Friday, Jul. 30, 1965
The Docile Guests
If the West finds Charles de Gaulle exacerbating, it can take some comfort in the fact that the Communist block is afflicted with 19 million Gaullists --otherwise known as Rumanians.
Rumania has withdrawn in all but name from the Warsaw Pact military alliance: the last Russian troops left the country in 1958. It has cut down both the size of its army and the duty tenure and has reserved the right to decide on its own whether to go to war with the rest of the countries in the pact. Bucharest boycotted the plan of Comecon, the bloc's common market, to make the nation merely a provider of gasoline and grain, instead is busy building a broad industrial base from which to trade West as well as East.

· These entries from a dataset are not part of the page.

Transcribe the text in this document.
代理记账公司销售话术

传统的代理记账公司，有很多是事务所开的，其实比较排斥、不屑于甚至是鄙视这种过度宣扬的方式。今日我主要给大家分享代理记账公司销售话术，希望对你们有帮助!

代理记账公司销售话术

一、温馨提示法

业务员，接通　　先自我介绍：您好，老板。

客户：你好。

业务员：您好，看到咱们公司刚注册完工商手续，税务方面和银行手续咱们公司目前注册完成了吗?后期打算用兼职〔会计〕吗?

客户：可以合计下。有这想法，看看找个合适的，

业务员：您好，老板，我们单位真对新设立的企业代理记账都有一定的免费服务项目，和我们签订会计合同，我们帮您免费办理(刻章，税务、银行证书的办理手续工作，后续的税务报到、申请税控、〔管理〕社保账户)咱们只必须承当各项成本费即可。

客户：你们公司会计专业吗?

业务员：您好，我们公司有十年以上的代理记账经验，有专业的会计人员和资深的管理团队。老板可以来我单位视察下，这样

No Bondage. Rumania's abrasive brand of independence was launched by the late Gheorghe Gheorghiu-Dej (TIME, March 26), and both East and West have been closely watching the words of his successor, Rumanian Party Boss Nicolae Ceausescu, to see whether he would try to slip his errant satellite back into more orthodox orbit. Ceausescu (pronounced Chow-shess-coo) delivered a ringing answer last week as delegates from 56 Communist parties around the world gathered in Bucharest for the Ninth Rumanian C.P.
Congress. With Russia's Leonid Brezhnev and Peking's Party Secretary Teng Hsiao-Ping attending, Bucharest had been billed as a head-on Sino-Soviet verbal slugfest. But the Rumanians attached "keep quiet" stickers to each invitation, and the result was a collection of docile guests whose most exciting time at the meeting was a five-hour, 93-page declaration of independence by their host, Ceausescu, that went considerably beyond anything Gheorghiu-Dej ever bruited.
Ceausescu again defended the Rumanian decision to industrialize, and as for Comecon trade, he asserted flatly that "Rumania develops economic relations with all states, irrespective of their social system, on the basis of mutual advantage." Ceausescu went on to make clear that Rumania's economic independence was merely the handmaiden of political autonomy. "Each [national] party has the exclusive right to independently elaborate its political line," he announced. He called for the abolition of all military blocs and, in a reference ostensibly to Viet Nam but which surely raised eyebrows among such members of his audience as East Germany's Walter Ulbricht and the Hungarian delegation, insisted that "foreign military bases and troops stationed on the territory of other states exert a negative influence on international relations."
On the Boulevard. In his four months on the job, Ceausescu has also provided liberation of sorts to Rumanian life. Noting that "diversity of style is peculiar to art and literature," he has gone even farther than Dej in freeing Rumanian artists from strict socialist realism. Abstractionist vernissages are blossoming along Bucharest's fashionable Boulevard Magheru, and even top party people can be seen carting home a nonobjective painting. Kafka is all the rage, and more American movies than Russian are running in Bucharest's cinemas; the Broadway play Rhinoceros was a theater season sellout, and not just because lonesco is a Rumanian. Last week, as if for the edification of his distinguished guests, Ceausescu permitted Western newspapers to go on public sale for the first time--excepting of course Paris' Le Monde, which has been available for some months to the East's Gaullists.